Modern Apple formats (HEIC, HEIF, MP4, M4V) are defined by the ISO Base Media File Format spec and must start with an ftyp box at offset 4. A non-ftyp first box on those extensions is genuinely anomalous and emits a warning.
.mov is looser. The QuickTime file format predates ISO-BMFF and allows any top-level atom first. Apple's Photos pipeline routinely serves live-photo companion videos and HEVC captures in classic QuickTime form, where the first atom is padding (wide) rather than ftyp. kei accepts the full set of documented top-level atoms without warning:
| Atom | Purpose |
|---|---|
ftyp |
Modern ISO-BMFF file-type box |
wide |
8-byte padding atom, typically placed before mdat for 64-bit offsets |
mdat |
Media data (sample bytes) |
moov |
Movie header / metadata |
free |
Unused space |
skip |
Alias for free
|
pnot |
Preview resource (rare, older QuickTime) |
For files that do start with ftyp, the four-byte compatible brand at offset 8 identifies the variant:
| Brand | Format |
|---|---|
heic |
HEIC (HEIF with HEVC) |
heix |
HEIC variant |
mif1 |
HEIF still image |
msf1 |
HEIF image sequence |
hevc |
HEVC video |
qt |
QuickTime MOV |
isom |
ISO MP4 base |
mp42 |
MP4 v2 |
M4V |
Apple M4V |
kei does not check the brand; the ftyp box name alone is sufficient to pass validation.

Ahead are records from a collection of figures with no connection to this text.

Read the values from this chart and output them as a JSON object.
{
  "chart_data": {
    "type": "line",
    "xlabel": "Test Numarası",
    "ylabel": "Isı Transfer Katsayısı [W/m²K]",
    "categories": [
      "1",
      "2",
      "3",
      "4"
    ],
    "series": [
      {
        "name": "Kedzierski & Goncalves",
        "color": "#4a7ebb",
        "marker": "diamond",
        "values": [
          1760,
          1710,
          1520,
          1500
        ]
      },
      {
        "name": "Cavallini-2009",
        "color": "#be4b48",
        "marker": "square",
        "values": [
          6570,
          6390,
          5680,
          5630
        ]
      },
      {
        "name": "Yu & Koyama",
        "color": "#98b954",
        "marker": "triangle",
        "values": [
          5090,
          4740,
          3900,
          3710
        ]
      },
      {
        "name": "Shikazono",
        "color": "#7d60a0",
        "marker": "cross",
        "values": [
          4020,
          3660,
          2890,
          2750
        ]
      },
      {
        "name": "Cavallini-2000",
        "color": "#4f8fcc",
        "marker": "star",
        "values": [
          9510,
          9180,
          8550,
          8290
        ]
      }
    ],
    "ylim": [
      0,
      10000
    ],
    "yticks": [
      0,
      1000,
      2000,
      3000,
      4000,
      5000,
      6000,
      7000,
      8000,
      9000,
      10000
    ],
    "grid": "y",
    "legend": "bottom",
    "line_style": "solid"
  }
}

Apple's CDN occasionally serves error or rate-limit pages as HTTP 200 with an HTML body. HTML content is always rejected as a hard error regardless of file extension. Detection checks the first non-whitespace bytes for:
-
<!(catches<!DOCTYPE html>) -
<html(case-insensitive)
HTML rejection is retryable -- the download is deleted and re-attempted on the next pass with a fresh CDN URL.
There is also an HTTP-level check: responses with Content-Type: text/html are rejected before any bytes are written to disk.

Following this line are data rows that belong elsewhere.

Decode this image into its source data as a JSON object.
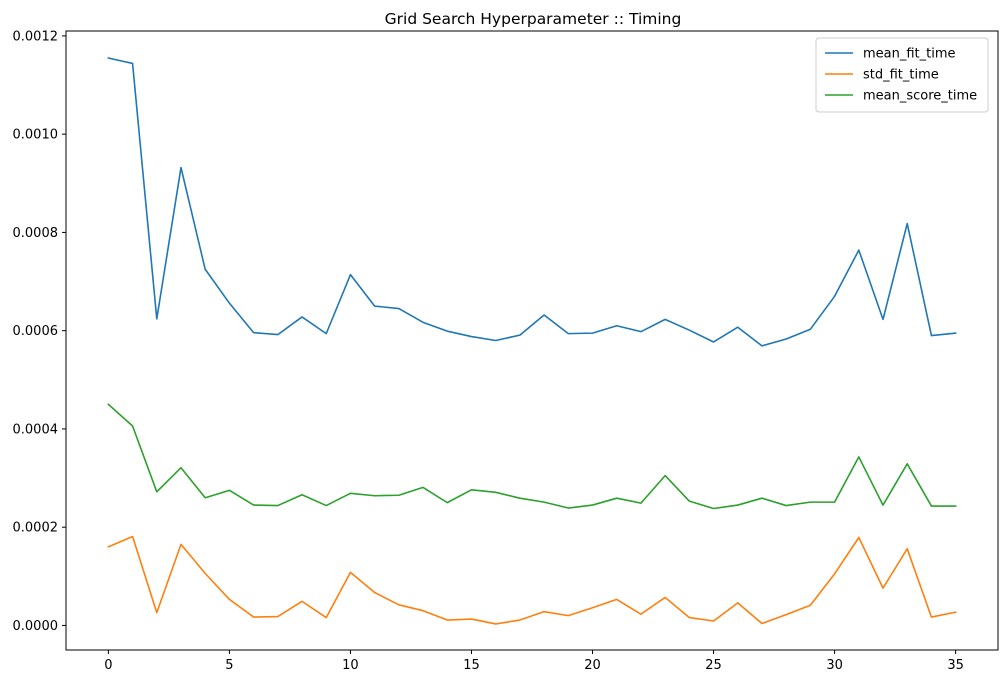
{
  "chart_data": {
    "type": "line",
    "title": "Grid Search Hyperparameter :: Timing",
    "xlabel": "",
    "ylabel": "",
    "xlim": [
      -1.75,
      36.75
    ],
    "ylim": [
      -5e-05,
      0.00121
    ],
    "xticks": [
      0,
      5,
      10,
      15,
      20,
      25,
      30,
      35
    ],
    "xtick_labels": [
      "0",
      "5",
      "10",
      "15",
      "20",
      "25",
      "30",
      "35"
    ],
    "yticks": [
      0,
      0.0002,
      0.0004,
      0.0006,
      0.0008,
      0.001,
      0.0012
    ],
    "ytick_labels": [
      "0.0000",
      "0.0002",
      "0.0004",
      "0.0006",
      "0.0008",
      "0.0010",
      "0.0012"
    ],
    "grid": false,
    "legend_position": "top-right",
    "x": [
      0,
      1,
      2,
      3,
      4,
      5,
      6,
      7,
      8,
      9,
      10,
      11,
      12,
      13,
      14,
      15,
      16,
      17,
      18,
      19,
      20,
      21,
      22,
      23,
      24,
      25,
      26,
      27,
      28,
      29,
      30,
      31,
      32,
      33,
      34,
      35
    ],
    "series": [
      {
        "name": "mean_fit_time",
        "color": "#1f77b4",
        "values": [
          0.001155,
          0.001144,
          0.000624,
          0.000932,
          0.000725,
          0.000656,
          0.000596,
          0.000592,
          0.000628,
          0.000594,
          0.000714,
          0.00065,
          0.000645,
          0.000617,
          0.000599,
          0.000588,
          0.00058,
          0.000591,
          0.000632,
          0.000594,
          0.000595,
          0.00061,
          0.000598,
          0.000623,
          0.000601,
          0.000577,
          0.000607,
          0.000569,
          0.000583,
          0.000603,
          0.00067,
          0.000764,
          0.000623,
          0.000818,
          0.00059,
          0.000595
        ]
      },
      {
        "name": "std_fit_time",
        "color": "#ff7f0e",
        "values": [
          0.00016,
          0.000181,
          2.6e-05,
          0.000165,
          0.000106,
          5.3e-05,
          1.7e-05,
          1.8e-05,
          4.9e-05,
          1.6e-05,
          0.000108,
          6.7e-05,
          4.2e-05,
          3e-05,
          1.1e-05,
          1.3e-05,
          3e-06,
          1.1e-05,
          2.8e-05,
          2e-05,
          3.6e-05,
          5.3e-05,
          2.3e-05,
          5.7e-05,
          1.6e-05,
          9e-06,
          4.6e-05,
          4e-06,
          2.2e-05,
          4.1e-05,
          0.000105,
          0.000179,
          7.6e-05,
          0.000156,
          1.7e-05,
          2.7e-05
        ]
      },
      {
        "name": "mean_score_time",
        "color": "#2ca02c",
        "values": [
          0.00045,
          0.000406,
          0.000272,
          0.000321,
          0.00026,
          0.000275,
          0.000245,
          0.000244,
          0.000266,
          0.000244,
          0.000269,
          0.000264,
          0.000265,
          0.000281,
          0.00025,
          0.000276,
          0.000271,
          0.000259,
          0.000251,
          0.000239,
          0.000245,
          0.000259,
          0.000249,
          0.000305,
          0.000253,
          0.000238,
          0.000245,
          0.000259,
          0.000244,
          0.000251,
          0.000251,
          0.000343,
          0.000245,
          0.000329,
          0.000243,
          0.000243
        ]
      }
    ]
  }
}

JSON CDN error responses are rejected the same way. If the response says Content-Type: application/json or the first bytes look like an Apple JSON error object, kei treats it as a retryable download failure before publishing a file. Unknown or valid media bytes are still saved when size checks pass.
XML content (e.g., AAE sidecar files which are Apple plist XML) is not rejected. The
<?xmlprefix does not trigger HTML detection.
iCloud returns file types as Apple Uniform Type Identifiers (UTIs) in the asset_type field. kei maps these to file extensions when the original filename's extension doesn't match:
| UTI | Extension |
|---|---|
public.heic |
HEIC |
public.heif |
HEIF |
public.jpeg |
JPG |
public.png |
PNG |
com.apple.quicktime-movie |
MOV |
com.adobe.raw-image |
DNG |
com.canon.cr2-raw-image |
CR2 |
com.canon.crw-raw-image |
CRW |
com.canon.cr3-raw-image |
CR3 |
com.sony.arw-raw-image |
ARW |
com.fuji.raw-image |
RAF |
com.panasonic.rw2-raw-image |
RW2 |
com.nikon.nrw-raw-image |
NRF |
com.nikon.raw-image |
NEF |
com.pentax.raw-image |
PEF |
com.olympus.raw-image |
ORF |
com.olympus.or-raw-image |
ORF |
org.webmproject.webp |
WEBP |
Assets with unrecognized UTIs keep their original filename extension unchanged.
Before checksum comparison, the pipeline verifies that the number of bytes received matches the Content-Length header. This catches truncated downloads early and triggers an automatic retry, avoiding wasted time computing a SHA-256 on incomplete data.
For resumed downloads, kei also validates Content-Range before appending to an existing .kei-tmp file. If the server sends a range that does not match the existing byte count, kei discards the partial file and starts over instead of appending mismatched bytes.
Apple's fileChecksum field in the CloudKit API is an MMCS (MobileMe Chunked Storage) compound signature used for internal chunk routing -- it is not a SHA-1 or SHA-256 content hash. File integrity after download is verified by kei verify --checksums, which compares a locally-computed SHA-256 (stored at download time) against the file on disk.